Un libro, ancora, che fra i suoi non pochi pregi ha quello del coraggio mitoesistenzialista di narrare una storia semplice in forma di poemetto, riuscendo nell'arduo compito di inscriverla nel segno di un realismo visionario di forte carica evocativa, grazie a una scrittura distesa ma non per questo ostile, per partito preso, ai suoi possibili sviluppi verticali. Già Claudio Damiani in punta di secolo ci aveva ricordato con autorevolezza di come una famiglia qualunque possa essere covo o culla di eroi, dove le res gesta sono le piccole e grandi cose di ogni giorno, con il loro carico di affetti e stupori. Rispetto a Damiani, Bagnoli restringe l'angolazione del mirino tematico dalla famiglia al pater familias, per muoversi sul terreno del ritmo e del lessico con un impeto riformativo e inclusivo che ha pochi equivalenti negli ultimi anni, qui da noi, fra i poeti degni di questo nome. Bruciata in un falò rigenerante la materia intellettualistica del "poetese", la poesia di Fuori i secondi espone il lettore all'assalto di un corpo-linguaggio insieme "grosso" e ruspante. Così grosso e ruspante, e pieno d'energia, da saper mettere storicamente KO (mi si concederà, spero, l'incongruità della metafora) tanto il flatus vocis di certo lirismo residuo da parola innamorata, quanto i cachinni ironico-depressivi delle male pratiche dell'understatement… 

L'azzardo perpetrato con fierezza ma senza spocchia da Bagnoli è di quelli forti: rinnovare nel cuore freddo del tardo post-moderno la scommessa di una parola sentimentale collegata senza soluzione di continuità, né furberie da letterato, all'etica del genius loci. Dar voce all'epica quotidiana di un popolano della Brianza (che poi è il padre del poeta, lo sappiamo, ma questo a noi lettori non deve importare. Non lo sapevo neanch'io, che Augusto è stato il padre di Corrado, quando lessi il libro per la prima volta: e il saperlo, adesso, lo dico fra parentesi, non sposta di un'acca il mio giudizio), diventa per Bagnoli il pre-testo necessario e sufficiente per spingersi a scavare con ribalda naturalezza nella sostanza terragna, maternamente tellurica, della lingua. 

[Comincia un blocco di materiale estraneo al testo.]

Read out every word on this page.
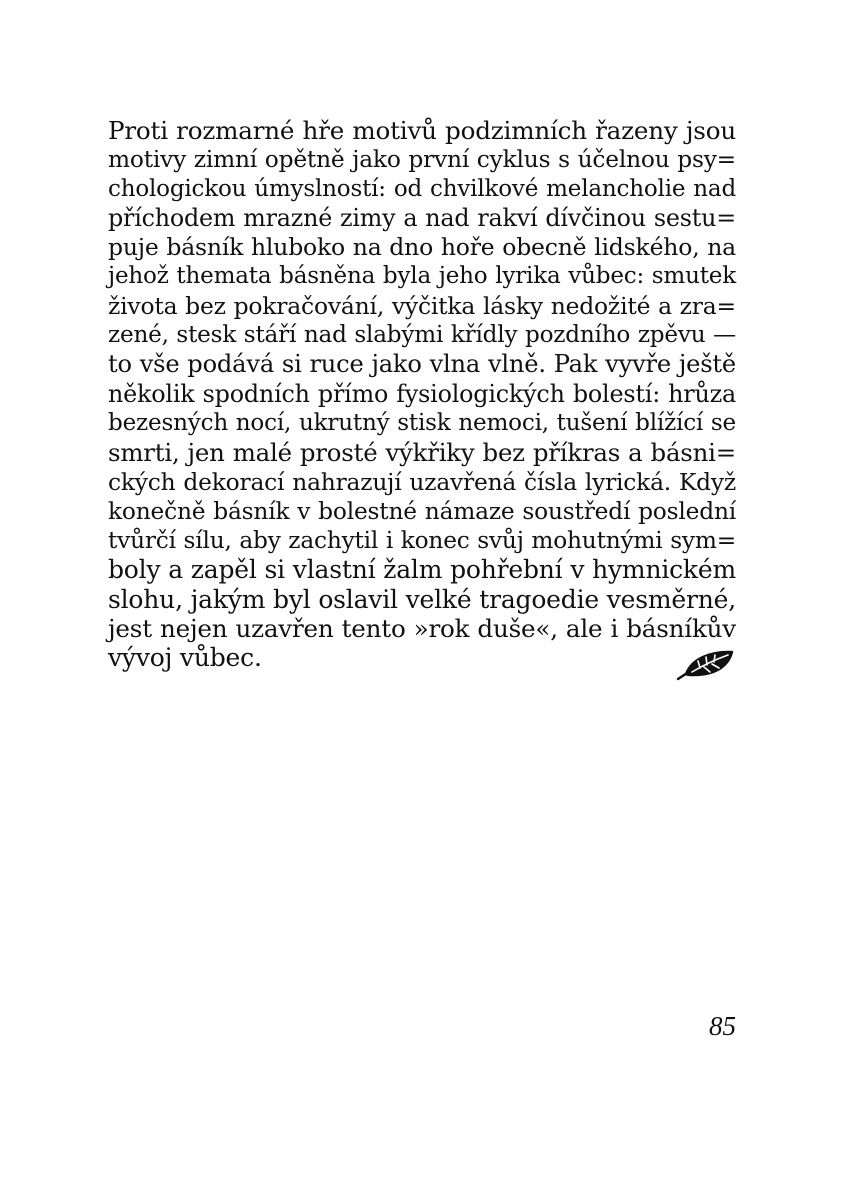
Proti rozmarné hře motivů podzimních řazeny jsou
motivy zimní opětně jako první cyklus s účelnou psy=
chologickou úmyslností: od chvilkové melancholie nad
příchodem mrazné zimy a nad rakví dívčinou sestu=
puje básník hluboko na dno hoře obecně lidského, na
jehož themata básněna byla jeho lyrika vůbec: smutek
života bez pokračování, výčitka lásky nedožité a zra=
zené, stesk stáří nad slabými křídly pozdního zpěvu —
to vše podává si ruce jako vlna vlně. Pak vyvře ještě
několik spodních přímo fysiologických bolestí: hrůza
bezesných nocí, ukrutný stisk nemoci, tušení blížící se
smrti, jen malé prosté výkřiky bez příkras a básni=
ckých dekorací nahrazují uzavřená čísla lyrická. Když
konečně básník v bolestné námaze soustředí poslední
tvůrčí sílu, aby zachytil i konec svůj mohutnými sym=
boly a zapěl si vlastní žalm pohřební v hymnickém
slohu, jakým byl oslavil velké tragoedie vesměrné,
jest nejen uzavřen tento »rok duše«, ale i básníkův
vývoj vůbec.
85
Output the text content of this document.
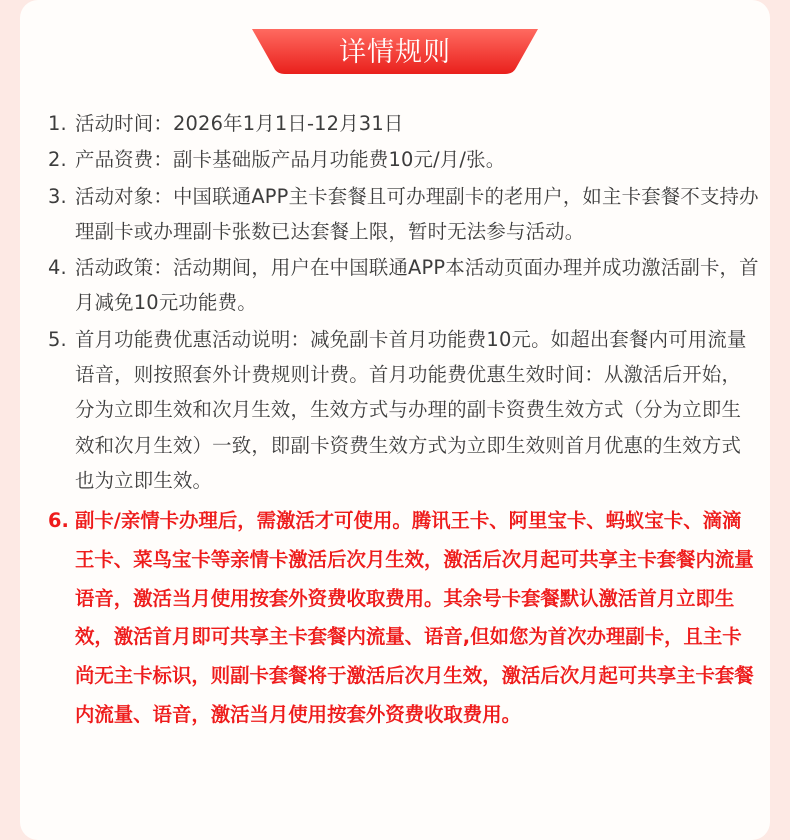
详情规则
1. 活动时间：2026年1月1日-12月31日
2. 产品资费：副卡基础版产品月功能费10元/月/张。
3. 活动对象：中国联通APP主卡套餐且可办理副卡的老用户，如主卡套餐不支持办理副卡或办理副卡张数已达套餐上限，暂时无法参与活动。
4. 活动政策：活动期间，用户在中国联通APP本活动页面办理并成功激活副卡，首月减免10元功能费。
5. 首月功能费优惠活动说明：减免副卡首月功能费10元。如超出套餐内可用流量语音，则按照套外计费规则计费。首月功能费优惠生效时间：从激活后开始，分为立即生效和次月生效，生效方式与办理的副卡资费生效方式（分为立即生效和次月生效）一致，即副卡资费生效方式为立即生效则首月优惠的生效方式也为立即生效。
6. 副卡/亲情卡办理后，需激活才可使用。腾讯王卡、阿里宝卡、蚂蚁宝卡、滴滴王卡、菜鸟宝卡等亲情卡激活后次月生效，激活后次月起可共享主卡套餐内流量语音，激活当月使用按套外资费收取费用。其余号卡套餐默认激活首月立即生效，激活首月即可共享主卡套餐内流量、语音,但如您为首次办理副卡，且主卡尚无主卡标识，则副卡套餐将于激活后次月生效，激活后次月起可共享主卡套餐内流量、语音，激活当月使用按套外资费收取费用。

Tersissimo per intensità di fervore mimetico, il parlato basso della piccola società famigliare, sportiva e professionale protagonista del libro sa restituire l'immagine di una coralità nutrita da quelle profonde radici analfabetiche che, come ci ha insegnato magistralmente Bergamìn, nutrono qualunque costruzione del pensiero, filosofica o poetica che sia. Non a caso, a fronte del testo in lingua italiana, in questo romanzo di formazione fatto di lunghi o addirittura lunghissimi versi in sostanza di parlato segue la ri-creazione dialettale — a sua volta felice, e anch'essa perfettamente verosimile — che ha saputo farne Piero Marelli. Una voce "seconda" che incita il lettore non distratto a riconoscere quello che è uno dei messaggi salienti che fanno l'eredità più intrigante di questo Bagnoli maggiore, che tanto meno abdica alla poesia, si direbbe, quanto più sembra essere a un passo dall'abiurarla.